An empire, which, extending from ninety-eight to one hundred and twenty-three degrees of east longitude, and eighteen to forty-two north latitude; bounded on the north by Russia and Siberia, on the east by the great Pacific Ocean; south by the islands (many of them independent powers) which fill the China Sea, and disconnect it from the Indian Ocean; and westward by the independent Tartar nations, covering with its dependent provinces an area of five millions of square miles, of which only about one-fourth is included within the geographical limits of China proper, governs, at the present time, a population of four hundred millions of souls (a proportion of one-third of the estimated inhabitants of the globe), with a code of laws which has been handed down from the earliest ages of which we have a knowledge.

Situated on a continent, supposed to have been selected by the Creator as the spot on which to place the first of the human race; upon which, as is told in holy writ, at the Divine command, light first burst upon the world, it is singular that this part of Asia should so long have remained in darkness, and that even now conjecture loses itself in searching for the origin of this peculiar people.

If we take the first book of the Pentateuch for our guide, we must come to the conclusion, that in the confusion of tongues at the building of Babel, when the Lord said, as is described in the eleventh chapter of that book, "Let us go down and there confound their language, so that they may not understand one another's speech;" "and from thence the Lord did scatter them abroad upon the face of the earth;" that this nation formed a portion of those presumptuous builders, who, in their migrations, settled down upon the banks of the Yellow River, and there multiplying, gradually peopled this vast surface.

Their early traditions, indeed, appear to extend beyond the period of the flood, and from these the "dark idolater of chance," who would rejoice to prove that "Book of Books" a splendid fable, draws his deductions. But how he fails. The learned men of China, those held in the greatest repute amongst a people where such a reputation is not easily obtained, themselves admit, that the history of their empire in its infancy, is, for the most part, apocryphal, and that the myths of these early writers are only to be considered as such, and are not to affect its chronology.

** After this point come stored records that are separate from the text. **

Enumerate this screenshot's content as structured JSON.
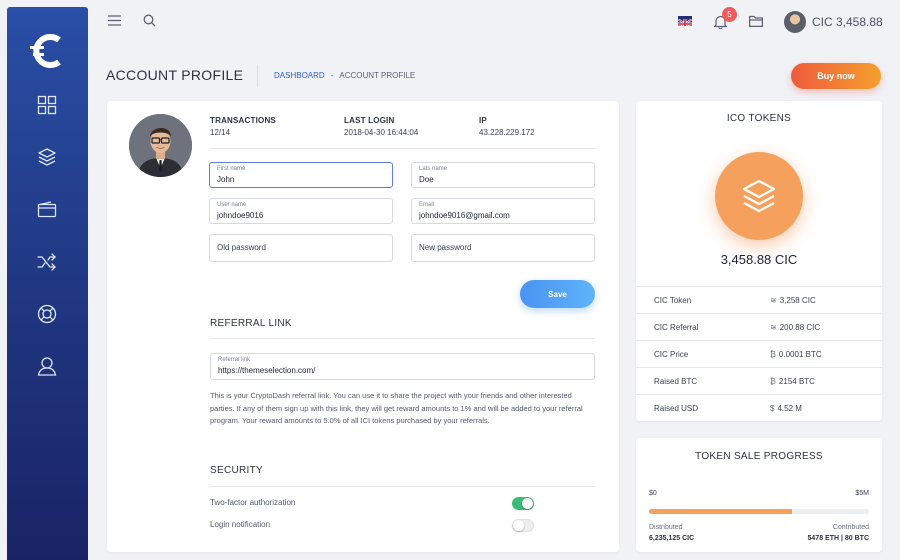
{
  "topbar": {
    "balance": "CIC 3,458.88",
    "notification_count": "5"
  },
  "header": {
    "title": "ACCOUNT PROFILE",
    "breadcrumb_home": "DASHBOARD",
    "breadcrumb_separator": "-",
    "breadcrumb_current": "ACCOUNT PROFILE",
    "buy_label": "Buy now"
  },
  "profile": {
    "stats": [
      {
        "label": "TRANSACTIONS",
        "value": "12/14"
      },
      {
        "label": "LAST LOGIN",
        "value": "2018-04-30 16:44:04"
      },
      {
        "label": "IP",
        "value": "43.228.229.172"
      }
    ],
    "fields": {
      "first_name": {
        "label": "First name",
        "value": "John"
      },
      "last_name": {
        "label": "Lats name",
        "value": "Doe"
      },
      "username": {
        "label": "User name",
        "value": "johndoe9016"
      },
      "email": {
        "label": "Email",
        "value": "johndoe9016@gmail.com"
      },
      "old_password": {
        "placeholder": "Old password"
      },
      "new_password": {
        "placeholder": "New password"
      }
    },
    "save_label": "Save",
    "referral": {
      "title": "REFERRAL LINK",
      "label": "Referral link",
      "value": "https://themeselection.com/",
      "description": "This is your CryptoDash referral link. You can use it to share the project with your friends and other interested parties. If any of them sign up with this link, they will get reward amounts to 1% and will be added to your referral program. Your reward amounts to 5.0% of all ICI tokens purchased by your referrals."
    },
    "security": {
      "title": "SECURITY",
      "two_factor_label": "Two-factor authorization",
      "two_factor_on": true,
      "login_notification_label": "Login notification",
      "login_notification_on": false
    }
  },
  "ico": {
    "title": "ICO TOKENS",
    "amount": "3,458.88 CIC",
    "rows": [
      {
        "label": "CIC Token",
        "value": "3,258 CIC",
        "icon": "layers-icon"
      },
      {
        "label": "CIC Referral",
        "value": "200.88 CIC",
        "icon": "layers-icon"
      },
      {
        "label": "CIC Price",
        "value": "0.0001 BTC",
        "icon": "bitcoin-icon"
      },
      {
        "label": "Raised BTC",
        "value": "2154 BTC",
        "icon": "bitcoin-icon"
      },
      {
        "label": "Raised USD",
        "value": "4.52 M",
        "icon": "dollar-icon"
      }
    ]
  },
  "progress": {
    "title": "TOKEN SALE PROGRESS",
    "min_label": "$0",
    "max_label": "$5M",
    "fill_percent": 65,
    "distributed_label": "Distributed",
    "distributed_value": "6,235,125 CIC",
    "contributed_label": "Contributed",
    "contributed_value": "5478 ETH | 80 BTC"
  },
  "colors": {
    "sidebar_top": "#2a4fa6",
    "sidebar_bottom": "#1a2365",
    "accent_orange": "#f5a15d",
    "accent_blue": "#4a93f3",
    "toggle_on": "#3bbd77"
  }
}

Indeed, the character of the language, when it refers to superior powers, has such a tendency to exaggeration, as to afford great facilities to those who would construe it to suit this particular purpose.[1]

The Chinese historians speak of their Celestial Emperor, who reigned forty-five thousand years! They also name a Terrestrial Emperor, whose reign extended eighteen thousand years! And they had, in addition, a Human Emperor, who occupied the throne for the same period, in succession. There is then their fabulous period, which commences with the creation of man, when Pwan-Koo (First Man) was produced. After which the Celestial Emperor, Teen-Hwang-She, "Imperial Heaven," settled the years, taking eighteen thousand years to perform this task. Succeeded by Te-Hwang-She, "Royal Earth,"—who is said to have devoted the same period to fix the months. After Royal Earth comes Jin-Hwang-She,—"Sovereign Man,"—who divided the land, and was forty-five thousand years about it.

Following the string of their traditions, we come down to two thousand three hundred and fifty-six years before Christ, when was founded the first dynasty,—that of Te-yaou,—according to their chronology, Hea being Emperor, or Chief, as De Guignes rationally supposes. This is about the time of the dispersion of the human family, and, I think, the proper date for the birth of this nation. Let that be as it may, there is a great similarity between their traditions and our sacred record. Their first man was produced by superior power, and was placed over the inferior animals.

In the reign of Te-yaou there was an account of a great flood. Shortly after, wine was discovered, and its intoxicating effects found out in the reign of Fohi, who answers the description of Noah. Then came a prince noted for his fondness for hunting, who was contemporary with Nimrod. And there was a seven years' drought, like that described in Genesis, ch. xli.

Another singular coincidence in their chronology, which I may be allowed to refer to before dismissing this part of the subject, is the fact set down by one of their historians, that in the fifty-fifth year of the forty-fifth cycle, the Emperor Ming-te, in about the tenth year of his reign, sent messengers to look for "the holy man of the West." Now this period corresponds with the commencement of the Christian era: and allowing for discrepancies unavoidable in such a calculation, could it not have been possible that a faint glimmering of the "Star of Bethlehem" had crossed this monarch's vision, and that, but for their dilatory footsteps, these ambassadors of the Chinese Emperor might have knelt by the side of those other "wise men of the East," who were guided by its beams to the cradle of the infant Saviour? Certain it is, that Buddhism was introduced into China about that time, and that this ruler felt the need of a holy man, as if by inspiration!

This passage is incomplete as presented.